A.k.a. idolatry and Mariolatry.

One of Catholicism's good points, if you ask me. From a WN POV - strip all that away and all you're left with is Hebrews.

BGC said...

"Adamson gives the Telmarines Spanish accents"

I think it works well; and it is refreshing to see a Hollywood movie where the baddies are *not* upper class English or led by an evil English aristocrat.

Using manic comedian Eddy Izzard for the voice of chivalrous mouse Reepicheep was inspired casting.

Seamus said...

Given his penchant for pagan motifs, I wonder why Lewis didn't become a catholic like Tolkien (who played an important part in Lewis' conversion).

Lewis's student Christoper Derrick wrote a whole book on this subject, "C.S. Lewis and the Church of Rome." IIRC, its conclusion is the same as the one by Tolkien cited above by tom piatak, to the effect that his Ulster background just wouldn't let him take that step. Frankly, I find that rather unsatisfying as an answer, but it's as good a one as we've got.

Saint Middens said...

david davenport wrote:

If God exists, He is not something man-made, that's how we know.

I don't understand this answer at all.

Peepul, as the old preacher said, are sinners in the hands of an angry God, loathsome spiders dangling over the bottomless fire.

Could it be that you in fact worship Cthuhlu but give him a different name? Another possibility is that Cthulhu is the real God and Yahweh is an idol. Here's a description of the Cthulhu religion:

[At the proper time], the secret priests would take great Cthulhu from His tomb to revive His subjects and resume His rule of earth....Then mankind would have become as the Great Old Ones; free and wild and beyond good and evil, with laws and morals thrown aside and all men shouting and killing and revelling in joy. Then the liberated Old Ones would teach them new ways to shout and kill and revel and enjoy themselves, and all the earth would flame with a holocaust of ecstasy and freedom.

Calvinist Christians tend to have a rather Old Testament concept of Him, not so lovey-dovey.

How does this square with the "for god so loved the world ...", bit of the bible?

I recall getting a "black D" in Sunday school which was the lowest grade.

SFG said...

Cthulhu is a reference to HP Lovecraft, who was so depressed by the absence of God in the universe he decided it was run by malevolent, uncaring tentacled monsters instead (in his horror fiction). Anyone finding out the truth about the universe would go nuts.

Frankly, I kind of agree with him. Except for the tentacled monsters bit, of course.

Joe said...

Knights, including chivalry, came from Persia (they weren't christian).

Anonymous said...

"Knights came from Persia..."

That's the kind of statement that a make a medievalist French major feel the degree was worth it.

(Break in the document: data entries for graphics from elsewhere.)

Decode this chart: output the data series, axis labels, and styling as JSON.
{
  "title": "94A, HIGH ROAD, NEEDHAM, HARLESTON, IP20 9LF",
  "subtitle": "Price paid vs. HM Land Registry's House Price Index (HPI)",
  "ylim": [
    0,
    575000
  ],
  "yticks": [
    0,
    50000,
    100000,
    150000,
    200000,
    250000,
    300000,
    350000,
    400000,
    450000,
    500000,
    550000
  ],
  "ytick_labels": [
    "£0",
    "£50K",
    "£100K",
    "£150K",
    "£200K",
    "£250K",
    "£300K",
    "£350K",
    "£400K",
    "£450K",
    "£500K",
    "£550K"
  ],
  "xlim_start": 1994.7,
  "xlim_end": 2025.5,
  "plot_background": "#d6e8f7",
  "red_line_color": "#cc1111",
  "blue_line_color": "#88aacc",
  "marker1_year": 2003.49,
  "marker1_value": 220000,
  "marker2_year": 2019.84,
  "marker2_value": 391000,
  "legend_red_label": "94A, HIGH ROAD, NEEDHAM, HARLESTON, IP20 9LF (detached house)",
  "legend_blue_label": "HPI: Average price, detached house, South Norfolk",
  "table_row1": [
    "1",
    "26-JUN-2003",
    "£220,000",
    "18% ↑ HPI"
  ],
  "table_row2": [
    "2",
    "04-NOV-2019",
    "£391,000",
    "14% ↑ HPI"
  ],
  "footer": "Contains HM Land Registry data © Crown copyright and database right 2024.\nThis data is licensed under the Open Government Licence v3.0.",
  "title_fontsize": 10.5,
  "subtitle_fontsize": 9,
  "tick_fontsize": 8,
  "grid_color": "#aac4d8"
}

Perhaps you are thinking of the Mithraic cult, or other gnostic groups. People often do.
Nowadays the catch words are "illuminati" or Masonic, but when I was studying this stuff it was just "gnostic"--secret knowledge, usually.
The Holy Grail, Merlin, King Persian. However, Knighthood took the form that we know it in Europe, among Europeans. The stories and standards had ancient roots and traditions in Europe. Most of what came from the "east" was embellishment, but to some extent, the idea of going in quest of a perfect ideal was the ancient Persian religion, Zoroastrianism, religion of light and dark, good and evil.

Blode said...

I do hope Joe will define "knights" for us, as he's using the term. I assume he's not talking about a gent with a big old cross sewn onto the cloth he wears over his armor....

Joe said...

I used the wikipedia entry. I don't know if they ever went on quests (but I wonder how often the European knights did), but they did have chivalry. That's enough for me.